From a fiscal perspective, the Legislative Budget Board projects no cost to the state. While local governments could experience reductions in impact fee revenues, these near-term losses may be offset by long-term savings from reduced demand on public water, wastewater, and stormwater infrastructure. Political subdivisions would also benefit from greater resilience in their utility systems, potentially avoiding or deferring costly capacity expansions. The bill mandates that local governments establish transparent, fair, and consistent procedures for calculating, applying, reviewing, and approving these credits, ensuring predictability for developers and accountability to the public.

Importantly, SB 13 is a cleaner, more narrowly tailored version of the policy previously considered in SB 1253. Governor Abbott’s veto of SB 1253 was prompted not by its conservation incentives but by unrelated provisions added on third reading in the House that applied only to a single groundwater conservation district, imposed new fees that escalated annually, and allowed government entry onto private property without owner consent. SB 13 avoids these late-stage amendments entirely, focusing solely on the conservation credit mechanism and leaving property rights intact. This change directly addresses the governor’s stated objections and makes the bill a stronger, more defensible piece of legislation.

Finally, SB 13 could help improve housing affordability. Impact fees are often passed on to buyers in the form of higher home prices; by reducing those fees for developments with water-efficient systems, the bill can modestly lower upfront costs and encourage builders to incorporate conservation measures as a standard practice. This combination of resource sustainability, property rights protection, and pro-growth economic policy makes SB 13 a prudent and practical reform. For these reasons, Texas Policy Research recommends that lawmakers vote YES on SB 13.

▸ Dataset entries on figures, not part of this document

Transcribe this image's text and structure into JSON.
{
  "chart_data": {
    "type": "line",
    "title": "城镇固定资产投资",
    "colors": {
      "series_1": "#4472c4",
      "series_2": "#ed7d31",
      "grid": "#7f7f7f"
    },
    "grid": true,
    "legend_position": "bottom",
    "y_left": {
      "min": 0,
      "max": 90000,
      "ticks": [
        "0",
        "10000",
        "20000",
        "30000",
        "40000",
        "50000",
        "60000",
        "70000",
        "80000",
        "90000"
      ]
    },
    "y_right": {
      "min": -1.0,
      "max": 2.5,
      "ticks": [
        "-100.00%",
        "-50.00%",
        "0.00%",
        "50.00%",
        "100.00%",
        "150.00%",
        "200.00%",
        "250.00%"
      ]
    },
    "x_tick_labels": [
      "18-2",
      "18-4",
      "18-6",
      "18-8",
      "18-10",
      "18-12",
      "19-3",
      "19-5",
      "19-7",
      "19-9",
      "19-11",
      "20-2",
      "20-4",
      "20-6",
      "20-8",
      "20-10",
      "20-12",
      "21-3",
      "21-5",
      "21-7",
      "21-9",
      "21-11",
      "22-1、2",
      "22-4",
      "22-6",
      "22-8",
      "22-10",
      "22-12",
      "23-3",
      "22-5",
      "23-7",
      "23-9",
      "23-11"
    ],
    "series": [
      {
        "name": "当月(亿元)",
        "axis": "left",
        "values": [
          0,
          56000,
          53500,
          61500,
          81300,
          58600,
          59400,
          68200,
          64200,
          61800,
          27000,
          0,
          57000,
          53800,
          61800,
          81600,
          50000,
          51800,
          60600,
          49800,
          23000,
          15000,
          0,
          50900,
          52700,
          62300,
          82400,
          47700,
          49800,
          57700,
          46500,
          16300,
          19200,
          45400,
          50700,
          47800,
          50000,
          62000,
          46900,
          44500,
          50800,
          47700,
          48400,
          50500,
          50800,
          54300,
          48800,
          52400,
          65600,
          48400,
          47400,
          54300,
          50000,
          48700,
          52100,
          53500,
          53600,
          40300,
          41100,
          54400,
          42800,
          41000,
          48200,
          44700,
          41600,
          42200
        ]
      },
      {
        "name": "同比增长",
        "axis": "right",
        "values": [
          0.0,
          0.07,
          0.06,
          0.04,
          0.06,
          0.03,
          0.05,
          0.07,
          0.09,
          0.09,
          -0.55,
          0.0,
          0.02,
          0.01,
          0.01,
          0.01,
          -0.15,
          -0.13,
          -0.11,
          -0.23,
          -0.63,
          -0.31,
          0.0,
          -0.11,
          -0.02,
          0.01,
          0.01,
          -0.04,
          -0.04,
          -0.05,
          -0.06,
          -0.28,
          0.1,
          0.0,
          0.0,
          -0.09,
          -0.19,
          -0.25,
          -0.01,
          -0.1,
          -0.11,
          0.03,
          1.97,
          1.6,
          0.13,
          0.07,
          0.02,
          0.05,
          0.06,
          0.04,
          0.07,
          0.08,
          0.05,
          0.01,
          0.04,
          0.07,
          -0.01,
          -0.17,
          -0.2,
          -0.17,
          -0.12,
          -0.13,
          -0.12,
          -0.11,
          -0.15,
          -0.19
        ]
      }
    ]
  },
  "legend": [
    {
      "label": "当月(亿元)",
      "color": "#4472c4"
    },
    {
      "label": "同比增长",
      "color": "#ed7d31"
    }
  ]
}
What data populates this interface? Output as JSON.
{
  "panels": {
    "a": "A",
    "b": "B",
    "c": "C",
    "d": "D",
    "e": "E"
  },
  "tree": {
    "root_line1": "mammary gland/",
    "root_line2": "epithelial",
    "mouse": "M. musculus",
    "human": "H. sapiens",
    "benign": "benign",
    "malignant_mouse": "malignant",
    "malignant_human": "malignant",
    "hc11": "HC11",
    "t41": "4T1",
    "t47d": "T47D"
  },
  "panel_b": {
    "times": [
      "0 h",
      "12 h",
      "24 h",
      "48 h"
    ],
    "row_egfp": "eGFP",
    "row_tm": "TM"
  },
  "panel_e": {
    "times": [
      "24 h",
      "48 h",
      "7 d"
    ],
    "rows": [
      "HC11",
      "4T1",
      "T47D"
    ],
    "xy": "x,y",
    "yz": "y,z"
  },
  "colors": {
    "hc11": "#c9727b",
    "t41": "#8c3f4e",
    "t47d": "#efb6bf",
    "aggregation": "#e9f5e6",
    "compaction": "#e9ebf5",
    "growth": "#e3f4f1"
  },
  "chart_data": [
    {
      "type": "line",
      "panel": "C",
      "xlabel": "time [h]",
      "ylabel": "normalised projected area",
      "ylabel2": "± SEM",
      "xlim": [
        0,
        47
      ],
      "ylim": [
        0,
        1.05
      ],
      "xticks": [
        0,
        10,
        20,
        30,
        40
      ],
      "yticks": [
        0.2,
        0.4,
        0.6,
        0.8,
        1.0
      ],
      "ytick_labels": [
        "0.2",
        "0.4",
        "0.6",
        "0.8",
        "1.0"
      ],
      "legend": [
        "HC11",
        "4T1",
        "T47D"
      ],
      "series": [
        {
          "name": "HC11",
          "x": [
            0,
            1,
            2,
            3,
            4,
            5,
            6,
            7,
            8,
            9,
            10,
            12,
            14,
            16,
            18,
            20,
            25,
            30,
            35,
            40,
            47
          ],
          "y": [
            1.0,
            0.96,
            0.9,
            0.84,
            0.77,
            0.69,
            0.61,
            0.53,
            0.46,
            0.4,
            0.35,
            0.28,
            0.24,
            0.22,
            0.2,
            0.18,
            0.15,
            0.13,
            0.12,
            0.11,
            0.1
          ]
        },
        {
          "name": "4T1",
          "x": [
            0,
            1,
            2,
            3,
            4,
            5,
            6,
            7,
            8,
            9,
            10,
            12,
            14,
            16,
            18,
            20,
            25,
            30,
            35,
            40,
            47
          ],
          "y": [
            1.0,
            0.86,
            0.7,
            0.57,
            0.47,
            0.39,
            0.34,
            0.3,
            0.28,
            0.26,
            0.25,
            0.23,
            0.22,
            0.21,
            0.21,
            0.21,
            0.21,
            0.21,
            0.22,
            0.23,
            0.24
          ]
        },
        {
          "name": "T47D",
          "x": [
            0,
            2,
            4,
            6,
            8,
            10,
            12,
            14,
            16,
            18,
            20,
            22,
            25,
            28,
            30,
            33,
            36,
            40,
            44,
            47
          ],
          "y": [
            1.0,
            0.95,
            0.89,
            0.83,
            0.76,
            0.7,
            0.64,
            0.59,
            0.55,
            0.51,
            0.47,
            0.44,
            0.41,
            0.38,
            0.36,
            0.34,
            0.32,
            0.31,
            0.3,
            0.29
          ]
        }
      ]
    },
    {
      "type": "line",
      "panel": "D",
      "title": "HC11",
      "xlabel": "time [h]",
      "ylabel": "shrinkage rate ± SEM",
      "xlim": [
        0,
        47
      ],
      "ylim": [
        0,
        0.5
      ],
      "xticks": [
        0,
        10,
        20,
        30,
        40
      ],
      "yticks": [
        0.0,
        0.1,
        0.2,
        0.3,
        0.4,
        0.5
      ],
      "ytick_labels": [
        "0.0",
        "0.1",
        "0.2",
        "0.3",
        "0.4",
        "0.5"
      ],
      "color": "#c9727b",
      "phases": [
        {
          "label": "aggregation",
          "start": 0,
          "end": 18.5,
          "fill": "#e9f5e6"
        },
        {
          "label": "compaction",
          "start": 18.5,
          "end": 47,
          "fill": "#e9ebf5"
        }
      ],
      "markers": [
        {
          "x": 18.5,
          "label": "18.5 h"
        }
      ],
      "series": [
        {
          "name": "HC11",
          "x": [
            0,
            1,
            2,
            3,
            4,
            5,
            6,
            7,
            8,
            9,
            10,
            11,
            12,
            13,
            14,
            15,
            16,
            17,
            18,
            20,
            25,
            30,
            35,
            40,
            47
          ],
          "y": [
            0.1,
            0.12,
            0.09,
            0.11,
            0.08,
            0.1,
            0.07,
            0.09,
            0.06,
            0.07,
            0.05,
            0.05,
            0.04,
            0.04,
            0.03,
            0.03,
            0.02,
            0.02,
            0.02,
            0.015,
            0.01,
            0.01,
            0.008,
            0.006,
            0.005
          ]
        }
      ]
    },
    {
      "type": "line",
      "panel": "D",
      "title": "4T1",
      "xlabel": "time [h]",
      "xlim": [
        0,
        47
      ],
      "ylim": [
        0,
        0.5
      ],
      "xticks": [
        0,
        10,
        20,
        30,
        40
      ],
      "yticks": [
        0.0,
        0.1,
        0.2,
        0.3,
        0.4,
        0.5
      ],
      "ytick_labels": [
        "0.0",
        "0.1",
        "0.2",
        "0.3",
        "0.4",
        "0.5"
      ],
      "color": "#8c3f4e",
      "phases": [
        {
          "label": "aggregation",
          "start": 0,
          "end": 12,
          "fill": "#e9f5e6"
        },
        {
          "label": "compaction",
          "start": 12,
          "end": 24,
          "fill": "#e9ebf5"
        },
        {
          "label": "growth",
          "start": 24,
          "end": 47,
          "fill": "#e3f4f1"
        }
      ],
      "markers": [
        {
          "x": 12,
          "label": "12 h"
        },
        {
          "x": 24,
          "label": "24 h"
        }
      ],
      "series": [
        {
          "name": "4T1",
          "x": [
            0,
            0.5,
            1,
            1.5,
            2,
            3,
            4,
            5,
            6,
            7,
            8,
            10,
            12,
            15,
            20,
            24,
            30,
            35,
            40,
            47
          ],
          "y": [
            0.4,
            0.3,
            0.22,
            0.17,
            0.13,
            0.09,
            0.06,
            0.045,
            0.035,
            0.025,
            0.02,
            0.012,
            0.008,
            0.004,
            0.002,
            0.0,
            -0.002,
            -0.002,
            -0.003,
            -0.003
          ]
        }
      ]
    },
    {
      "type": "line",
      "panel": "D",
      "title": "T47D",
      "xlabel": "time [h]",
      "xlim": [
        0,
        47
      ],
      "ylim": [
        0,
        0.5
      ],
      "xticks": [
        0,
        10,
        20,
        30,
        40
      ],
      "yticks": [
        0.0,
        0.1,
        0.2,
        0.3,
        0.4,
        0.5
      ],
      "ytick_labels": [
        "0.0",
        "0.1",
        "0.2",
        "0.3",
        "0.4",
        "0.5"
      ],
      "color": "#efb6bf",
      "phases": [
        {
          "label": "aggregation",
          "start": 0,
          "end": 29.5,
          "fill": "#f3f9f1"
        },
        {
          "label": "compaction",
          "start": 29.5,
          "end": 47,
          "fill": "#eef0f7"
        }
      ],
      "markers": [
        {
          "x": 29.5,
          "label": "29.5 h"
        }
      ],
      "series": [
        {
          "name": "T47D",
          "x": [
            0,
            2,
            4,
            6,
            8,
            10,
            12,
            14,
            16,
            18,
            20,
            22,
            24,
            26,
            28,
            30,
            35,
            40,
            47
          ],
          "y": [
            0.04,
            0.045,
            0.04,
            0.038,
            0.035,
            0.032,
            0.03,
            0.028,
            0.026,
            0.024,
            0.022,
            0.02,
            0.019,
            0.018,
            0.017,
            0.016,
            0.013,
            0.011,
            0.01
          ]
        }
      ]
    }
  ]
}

  • Individual Liberty: The bill allows builders and developers to decide voluntarily whether to implement water conservation and reuse technologies in their projects, without imposing mandates or restricting their ability to develop property. By offering credits against impact fees as an incentive, it preserves freedom of choice while making it financially advantageous to adopt sustainable practices.
  • Personal Responsibility: The bill rewards developers who take proactive steps to reduce the strain their projects place on public infrastructure. Those who invest in water-efficient systems bear the initial cost of conservation measures but receive a direct financial benefit through fee credits. This reinforces the principle that individuals and private actors should take responsibility for their impact on shared resources.
  • Free Enterprise: The measure uses a market-based approach to drive water conservation, encouraging competition among developers to innovate and incorporate cost-effective water-saving solutions. Reducing impact fees for qualifying projects enhances the business case for investing in efficiency technologies and fosters growth in the conservation products and services sector.
  • Private Property Rights: Unlike the regular session version (SB 1253), the bill does not impose new burdens, special fees, or government access requirements on property owners. Instead, it respects property rights by focusing solely on voluntary improvements and ensuring that the decision to participate remains with the property owner or developer.
  • Limited Government: Rather than expanding regulation or creating costly new programs, the bill works within existing impact fee structures to incentivize beneficial behavior. It potentially reduces the need for public infrastructure expansion by decreasing water and wastewater demand, leading to long-term cost savings for taxpayers and avoiding unnecessary growth in government responsibilities.